I was told once, that the X meant the roof was unstable. The fireman would know not go on the roof if there was a fire.


----------



## Ed the Roofer (Dec 12, 2006)

*Here in NYC a spraypainted square with an X inside it means that a building is unsafe to enter, but I only have that from common knowledge, not from any real source. I'm not sure if it means the building is unsafe to enter and slated to be demolished or if it can also mean unsafe to enter until renovation or just unsafe to enter and abandoned.*
posted by *TheOnlyCoolTim* at *9:25 AM* on January 19 



*It means that Firefighters are not to enter the building. It has been determined that the building is structurally unsound in the case of a fire the roof or walls may collapse prematurely.*
posted by *Gungho* at *10:34 AM* on January 19 



Sure enough, Gungho and TheOnlyCoolTim have it. Seems to be part of the*"FEMA Building Marking System"*. (big PDF link)

*NOTE From Ed: See pages 6 and 9 in the FEMA document link.*


*Google is your friend:*

*Ed*


----------



## cleveman (Dec 28, 2007)

Craigslist Hoer,

This building has been purchased by the Polish defense department. I could draw you a pitcher...


----------



## Ed the Roofer (Dec 12, 2006)

I'm half Polish.

So, will you be drawing me a *"Pitcher"*? Who, Roger Clemens?

Ed


----------



## cleveman (Dec 28, 2007)

how do I say it, curve, or curva.

welcome, friend.


----------



## cleveman (Dec 28, 2007)

So I was at Costco with the wife and she wanted a polish. I ordered a polish and a hot dog and put the plate in front of her and said, "look, it's ed the roofer".

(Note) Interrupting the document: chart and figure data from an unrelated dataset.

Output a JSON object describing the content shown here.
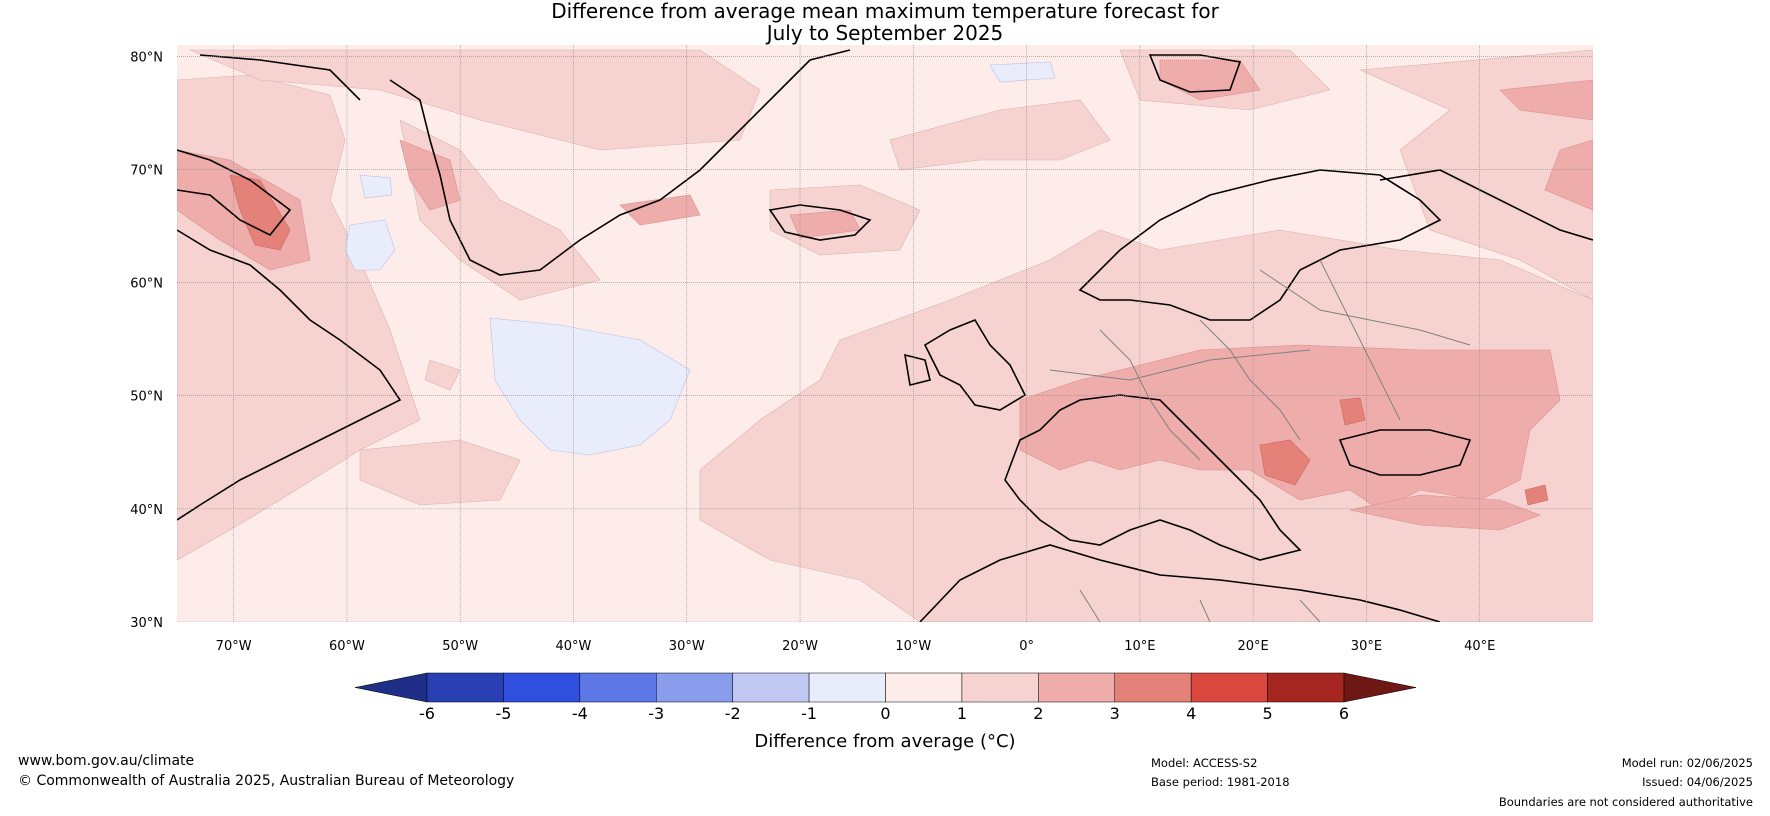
{
  "title": {
    "line1": "Difference from average mean maximum temperature forecast for",
    "line2": "July to September 2025"
  },
  "map": {
    "lat_ticks": [
      {
        "value": 80,
        "label": "80°N"
      },
      {
        "value": 70,
        "label": "70°N"
      },
      {
        "value": 60,
        "label": "60°N"
      },
      {
        "value": 50,
        "label": "50°N"
      },
      {
        "value": 40,
        "label": "40°N"
      },
      {
        "value": 30,
        "label": "30°N"
      }
    ],
    "lon_ticks": [
      {
        "value": -70,
        "label": "70°W"
      },
      {
        "value": -60,
        "label": "60°W"
      },
      {
        "value": -50,
        "label": "50°W"
      },
      {
        "value": -40,
        "label": "40°W"
      },
      {
        "value": -30,
        "label": "30°W"
      },
      {
        "value": -20,
        "label": "20°W"
      },
      {
        "value": -10,
        "label": "10°W"
      },
      {
        "value": 0,
        "label": "0°"
      },
      {
        "value": 10,
        "label": "10°E"
      },
      {
        "value": 20,
        "label": "20°E"
      },
      {
        "value": 30,
        "label": "30°E"
      },
      {
        "value": 40,
        "label": "40°E"
      }
    ],
    "lon_range": [
      -75,
      50
    ],
    "lat_range": [
      30,
      81
    ],
    "gridlines": true,
    "colors": {
      "background_0_1": "#fdecea",
      "band_1_2": "#f6d3d0",
      "band_2_3": "#eeadab",
      "band_3_4": "#e48179",
      "band_neg1_0": "#e9ecfb"
    }
  },
  "colorbar": {
    "label": "Difference from average (°C)",
    "ticks": [
      "-6",
      "-5",
      "-4",
      "-3",
      "-2",
      "-1",
      "0",
      "1",
      "2",
      "3",
      "4",
      "5",
      "6"
    ],
    "colors": [
      "#1f2e86",
      "#2840b4",
      "#2f4fdf",
      "#5e77e6",
      "#8a9cec",
      "#c0c8f3",
      "#e9ecfb",
      "#fdecea",
      "#f6d3d0",
      "#eeadab",
      "#e48179",
      "#d9473d",
      "#a52620",
      "#6e1815"
    ]
  },
  "footer": {
    "website": "www.bom.gov.au/climate",
    "copyright": "© Commonwealth of Australia 2025, Australian Bureau of Meteorology",
    "model": "Model: ACCESS-S2",
    "base_period": "Base period: 1981-2018",
    "model_run": "Model run: 02/06/2025",
    "issued": "Issued: 04/06/2025",
    "disclaimer": "Boundaries are not considered authoritative"
  }
}
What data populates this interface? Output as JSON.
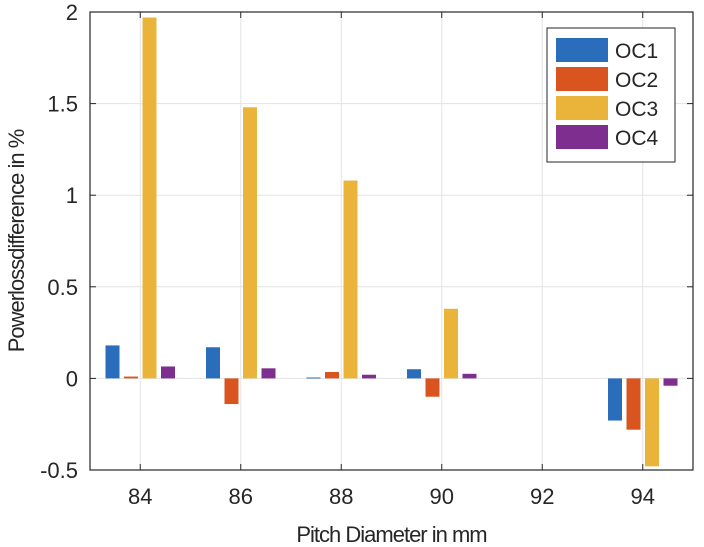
{
  "chart_data": {
    "type": "bar",
    "categories": [
      "84",
      "86",
      "88",
      "90",
      "92",
      "94"
    ],
    "series": [
      {
        "name": "OC1",
        "color": "#2a6ebb",
        "values": [
          0.18,
          0.17,
          0.005,
          0.05,
          0,
          -0.23
        ]
      },
      {
        "name": "OC2",
        "color": "#d9541e",
        "values": [
          0.01,
          -0.14,
          0.035,
          -0.1,
          0,
          -0.28
        ]
      },
      {
        "name": "OC3",
        "color": "#eab43a",
        "values": [
          1.97,
          1.48,
          1.08,
          0.38,
          0,
          -0.48
        ]
      },
      {
        "name": "OC4",
        "color": "#7d2e8e",
        "values": [
          0.065,
          0.055,
          0.02,
          0.025,
          0,
          -0.04
        ]
      }
    ],
    "xlabel": "Pitch Diameter in mm",
    "ylabel": "Powerlossdifference in %",
    "ylim": [
      -0.5,
      2
    ],
    "yticks": [
      -0.5,
      0,
      0.5,
      1,
      1.5,
      2
    ],
    "ytick_labels": [
      "-0.5",
      "0",
      "0.5",
      "1",
      "1.5",
      "2"
    ],
    "grid": true,
    "legend_position": "top-right"
  }
}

sorry, couldn't prevent it.

I spent some time at Polanica which is south of wroclaw near the czech border.

drove through on the way to lithuania.

spent some time in Poznan.

tried to sell some respirators to some iron fabricator boss.. The boss tells me, " screw the workers, they can die". Didn't sell the respirators.

Had a polish transport driver pick up from me in germany and drive his panel truck to poland. Used to have him stay overnight at the house. He told me how he used to live in chicago and how great the cable tv was.

sorry, just like to tell polish jokes.


----------



## Ed the Roofer (Dec 12, 2006)

Just hope that my Mother doesn't find out.

Ed


----------



## MarkNoV (Apr 29, 2006)

That should be "kurwa"

Marek


----------



## [email protected] (Jan 12, 2008)

Tim and gungho win the prize! The red X is to alert of a building that is structurally unsound and should not be entered. Of course on the opposite side of the equation most of those type of buildings have been commonplace for vagrants (silent tenants). I've seen lots of these buildings in my area and give the firemen credit for the forethought. They used to just use a "blue canary" (cop) to check the building first. LOL maybe the police should be informed as well.


----------